I'm all for the importance of freedom of speech and being able to say offensive things on the internet, but CloudFlare is protecting sites that flagrantly violate the law.
While 8chan being kicked off CF did bring them offline (their new anti-DDOS provider was told to kick 8chan off by the upstream bandwidth provider, and the domain hasn't worked since to my knowledge) the daily stormer is still working. CF kicking TDS off their network didn't stop their website from working.

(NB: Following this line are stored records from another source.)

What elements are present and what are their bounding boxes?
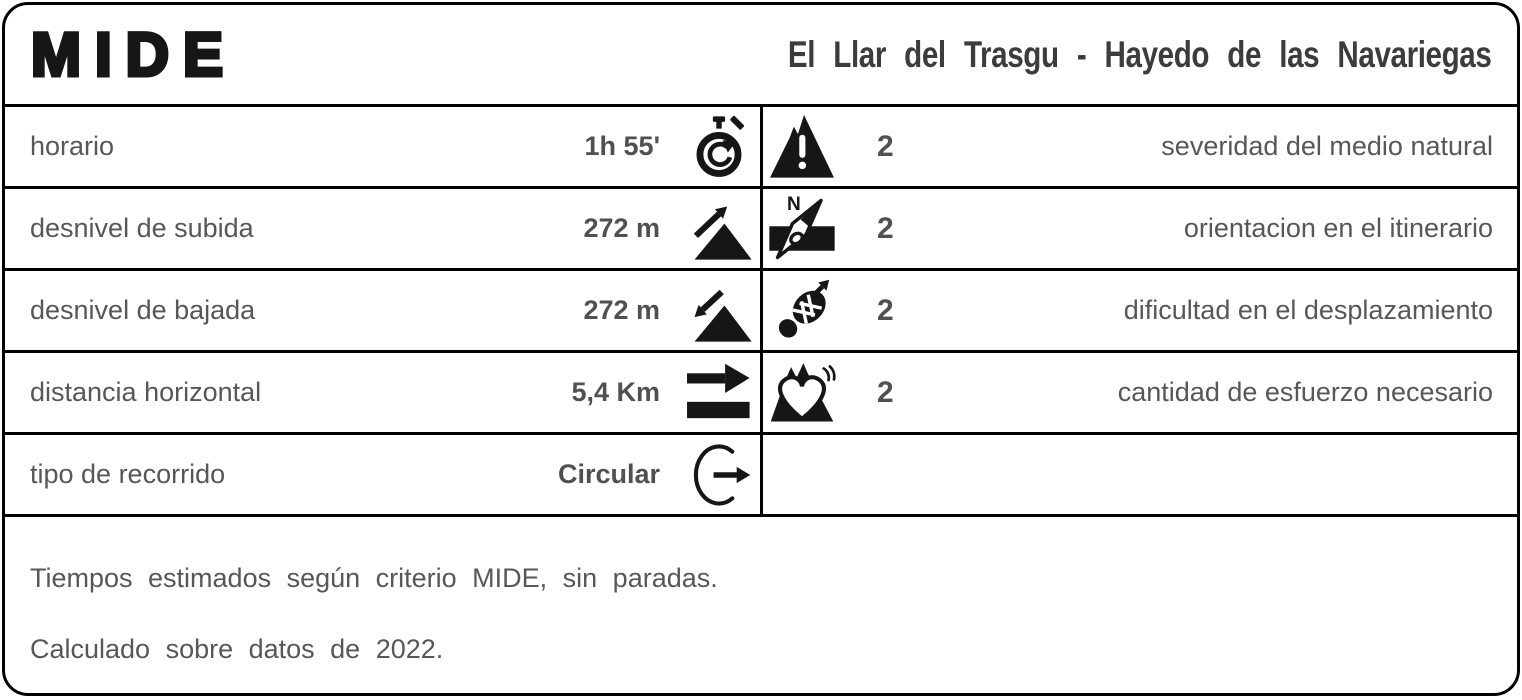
card-header: MIDE El Llar del Trasgu - Hayedo de las … — [5, 5, 1517, 107]
compass-north-label: N — [787, 193, 801, 214]
row-desnivel-bajada: desnivel de bajada 272 m — [5, 271, 1517, 353]
row-label: horario — [30, 131, 115, 161]
score-label: dificultad en el desplazamiento — [1123, 295, 1493, 325]
score-value: 2 — [877, 293, 894, 327]
row-value: 5,4 Km — [571, 377, 660, 407]
row-label: tipo de recorrido — [30, 459, 226, 489]
row-desnivel-subida: desnivel de subida 272 m — [5, 189, 1517, 271]
mountain-warning-icon — [767, 110, 837, 184]
row-value: 1h 55' — [584, 131, 660, 161]
stopwatch-icon — [684, 110, 754, 184]
circular-route-icon — [684, 438, 754, 512]
footer-note-1: Tiempos estimados según criterio MIDE, s… — [30, 563, 718, 593]
row-label: desnivel de bajada — [30, 295, 256, 325]
row-label: desnivel de subida — [30, 213, 254, 243]
score-label: orientacion en el itinerario — [1183, 213, 1493, 243]
horizontal-distance-icon — [684, 356, 754, 430]
row-label: distancia horizontal — [30, 377, 262, 407]
score-label: cantidad de esfuerzo necesario — [1117, 377, 1493, 407]
row-distancia: distancia horizontal 5,4 Km — [5, 353, 1517, 435]
route-title: El Llar del Trasgu - Hayedo de las Navar… — [787, 33, 1491, 75]
score-value: 2 — [877, 211, 894, 245]
descent-arrow-mountain-icon — [684, 274, 754, 348]
row-value: 272 m — [583, 295, 660, 325]
row-tipo-recorrido: tipo de recorrido Circular — [5, 435, 1517, 517]
score-label: severidad del medio natural — [1161, 131, 1493, 161]
boot-sole-icon — [767, 274, 837, 348]
score-value: 2 — [877, 375, 894, 409]
row-value: Circular — [557, 459, 660, 489]
score-value: 2 — [877, 129, 894, 163]
ascent-arrow-mountain-icon — [684, 192, 754, 266]
mide-logo: MIDE — [29, 19, 237, 89]
empty-cell — [760, 435, 1517, 514]
card-footer: Tiempos estimados según criterio MIDE, s… — [5, 517, 1517, 693]
row-horario: horario 1h 55' — [5, 107, 1517, 189]
row-value: 272 m — [583, 213, 660, 243]
compass-icon: N — [767, 192, 837, 266]
footer-note-2: Calculado sobre datos de 2022. — [30, 634, 444, 664]
heart-mountain-icon — [767, 356, 837, 430]
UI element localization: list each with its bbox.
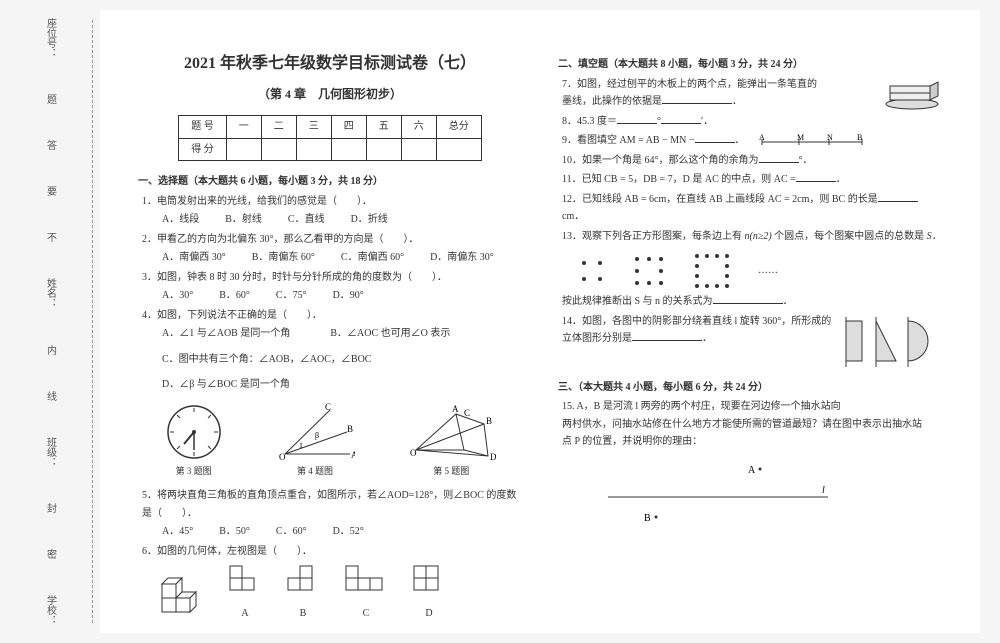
svg-text:B: B: [644, 513, 651, 524]
bind-l0: 座位号：: [43, 18, 58, 58]
th4: 四: [331, 116, 366, 139]
q5: 5．将两块直角三角板的直角顶点重合，如图所示，若∠AOD=128°，则∠BOC …: [142, 487, 522, 522]
page-subtitle: （第 4 章 几何图形初步）: [138, 84, 522, 105]
q14: 14．如图，各图中的阴影部分绕着直线 l 旋转 360°，所形成的 立体图形分别…: [562, 313, 942, 348]
page-title: 2021 年秋季七年级数学目标测试卷（七）: [138, 50, 522, 78]
th0: 题 号: [179, 116, 227, 139]
triangles-icon: O AC B D: [406, 402, 496, 462]
fig-clock: 第 3 题图: [164, 402, 224, 480]
q7: 7．如图，经过刨平的木板上的两个点，能弹出一条笔直的 墨线，此操作的依据是．: [562, 76, 942, 111]
bind-l11: 学校：: [43, 595, 58, 625]
q13e: 按此规律推断出 S 与 n 的关系式为．: [562, 293, 942, 311]
bind-l8: 班级：: [43, 437, 58, 467]
bind-l10: 密: [43, 549, 58, 559]
dots-patterns: ……: [578, 251, 942, 291]
q12: 12．已知线段 AB = 6cm，在直线 AB 上画线段 AC = 2cm，则 …: [562, 191, 942, 226]
th6: 六: [401, 116, 436, 139]
right-column: 二、填空题（本大题共 8 小题，每小题 3 分，共 24 分） 7．如图，经过刨…: [540, 50, 960, 613]
rotation-shapes-icon: [842, 313, 942, 369]
q2: 2．甲看乙的方向为北偏东 30°，那么乙看甲的方向是（ ）．: [142, 231, 522, 249]
svg-text:M: M: [797, 134, 804, 142]
svg-text:A: A: [351, 450, 355, 460]
fig-triangles: OACBD 第 5 题图: [406, 402, 496, 480]
svg-text:l: l: [822, 485, 825, 496]
q10: 10．如果一个角是 64°，那么这个角的余角为°．: [562, 152, 942, 170]
th7: 总分: [436, 116, 481, 139]
q4-opts: A．∠1 与∠AOB 是同一个角 B．∠AOC 也可用∠O 表示 C．图中共有三…: [162, 325, 522, 394]
figures-row: 第 3 题图 OCBA 1β 第 4 题图 OACBD 第 5 题图: [138, 402, 522, 480]
th2: 二: [261, 116, 296, 139]
section3-heading: 三、（本大题共 4 小题，每小题 6 分，共 24 分）: [558, 379, 942, 397]
q1: 1．电筒发射出来的光线，给我们的感觉是（ ）．: [142, 193, 522, 211]
q6-options: A B C D: [158, 564, 522, 622]
q6-d: D: [412, 564, 446, 622]
river-diagram: A l B: [598, 461, 942, 538]
q5-opts: A．45° B．50° C．60° D．52°: [162, 523, 522, 541]
clock-icon: [164, 402, 224, 462]
svg-text:A: A: [452, 404, 459, 414]
q15: 15. A，B 是河流 l 两旁的两个村庄，现要在河边修一个抽水站向 两村供水，…: [562, 398, 942, 451]
section1-heading: 一、选择题（本大题共 6 小题，每小题 3 分，共 18 分）: [138, 173, 522, 191]
svg-text:D: D: [490, 452, 496, 462]
bind-l3: 要: [43, 186, 58, 196]
binding-dash: [92, 20, 93, 623]
bind-l1: 题: [43, 94, 58, 104]
q6: 6．如图的几何体，左视图是（ ）．: [142, 543, 522, 561]
svg-text:C: C: [325, 402, 331, 412]
fig-angle: OCBA 1β 第 4 题图: [275, 402, 355, 480]
svg-text:1: 1: [299, 441, 303, 450]
q3-opts: A．30° B．60° C．75° D．90°: [162, 287, 522, 305]
th5: 五: [366, 116, 401, 139]
bind-l4: 不: [43, 232, 58, 242]
q4: 4．如图，下列说法不正确的是（ ）．: [142, 307, 522, 325]
q8: 8．45.3 度＝°′．: [562, 113, 942, 131]
svg-text:B: B: [486, 416, 492, 426]
score-table: 题 号 一 二 三 四 五 六 总分 得 分: [178, 115, 482, 161]
svg-text:O: O: [279, 452, 286, 462]
svg-text:O: O: [410, 448, 417, 458]
q1-opts: A．线段 B．射线 C．直线 D．折线: [162, 211, 522, 229]
svg-text:B: B: [347, 424, 353, 434]
q3: 3．如图，钟表 8 时 30 分时，时针与分针所成的角的度数为（ ）．: [142, 269, 522, 287]
q6-b: B: [286, 564, 320, 622]
q6-solid: [158, 576, 204, 623]
th1: 一: [226, 116, 261, 139]
th3: 三: [296, 116, 331, 139]
section2-heading: 二、填空题（本大题共 8 小题，每小题 3 分，共 24 分）: [558, 56, 942, 74]
bind-l7: 线: [43, 391, 58, 401]
binding-strip: 座位号： 题 答 要 不 姓名： 内 线 班级： 封 密 学校：: [0, 0, 100, 643]
svg-text:A: A: [748, 465, 756, 476]
svg-text:C: C: [464, 408, 470, 418]
blank: [662, 93, 732, 104]
bind-l9: 封: [43, 503, 58, 513]
q6-a: A: [228, 564, 262, 622]
bind-l5: 姓名：: [43, 278, 58, 308]
plank-icon: [882, 76, 942, 112]
angle-icon: O C B A 1 β: [275, 402, 355, 462]
q13: 13．观察下列各正方形图案，每条边上有 n(n≥2) 个圆点，每个图案中圆点的总…: [562, 228, 942, 246]
exam-sheet: 2021 年秋季七年级数学目标测试卷（七） （第 4 章 几何图形初步） 题 号…: [100, 10, 980, 633]
row-label: 得 分: [179, 138, 227, 161]
svg-text:N: N: [827, 134, 833, 142]
left-column: 2021 年秋季七年级数学目标测试卷（七） （第 4 章 几何图形初步） 题 号…: [120, 50, 540, 613]
bind-l6: 内: [43, 345, 58, 355]
q11: 11．已知 CB = 5，DB = 7，D 是 AC 的中点，则 AC =．: [562, 171, 942, 189]
q6-c: C: [344, 564, 388, 622]
q2-opts: A．南偏西 30° B．南偏东 60° C．南偏西 60° D．南偏东 30°: [162, 249, 522, 267]
segment-icon: AMNB: [757, 134, 867, 148]
svg-text:β: β: [315, 431, 319, 440]
q9: 9．看图填空 AM = AB − MN −． AMNB: [562, 132, 942, 150]
bind-l2: 答: [43, 140, 58, 150]
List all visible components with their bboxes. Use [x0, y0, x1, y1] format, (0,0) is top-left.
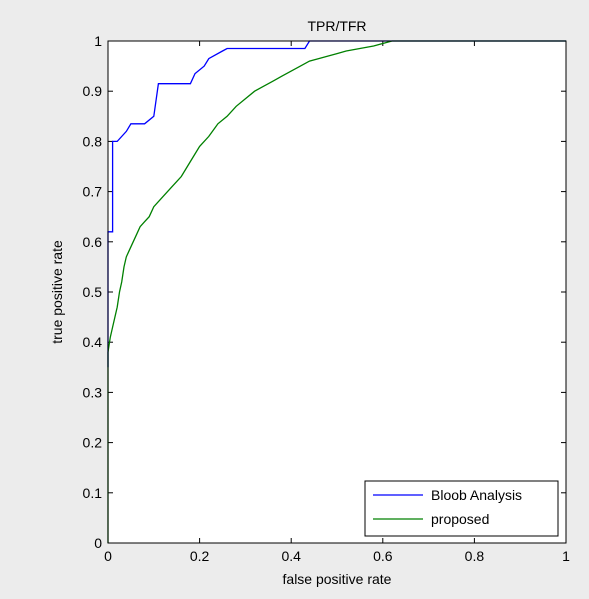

But when a site clearly crosses into blatant criminality, it's disappointing when everyone who has the power to rein them in (Google with PageRank, CloudFlare with protection, the US government with criminal proceedings) decides to pass the buck on to someone else. It's always someone else's problem, meanwhile people's lives are being ruined and lost.
These sites would not be as highly profitable without CloudFlare's network, so I think it's fair that if someone wants to use CloudFlare, they're aware of what they're supporting when they give CloudFlare their money.
IMHO, them failing to be the prosecutor, judge, jury and executioner for deplatforming inconvenient content aren't quite one of them.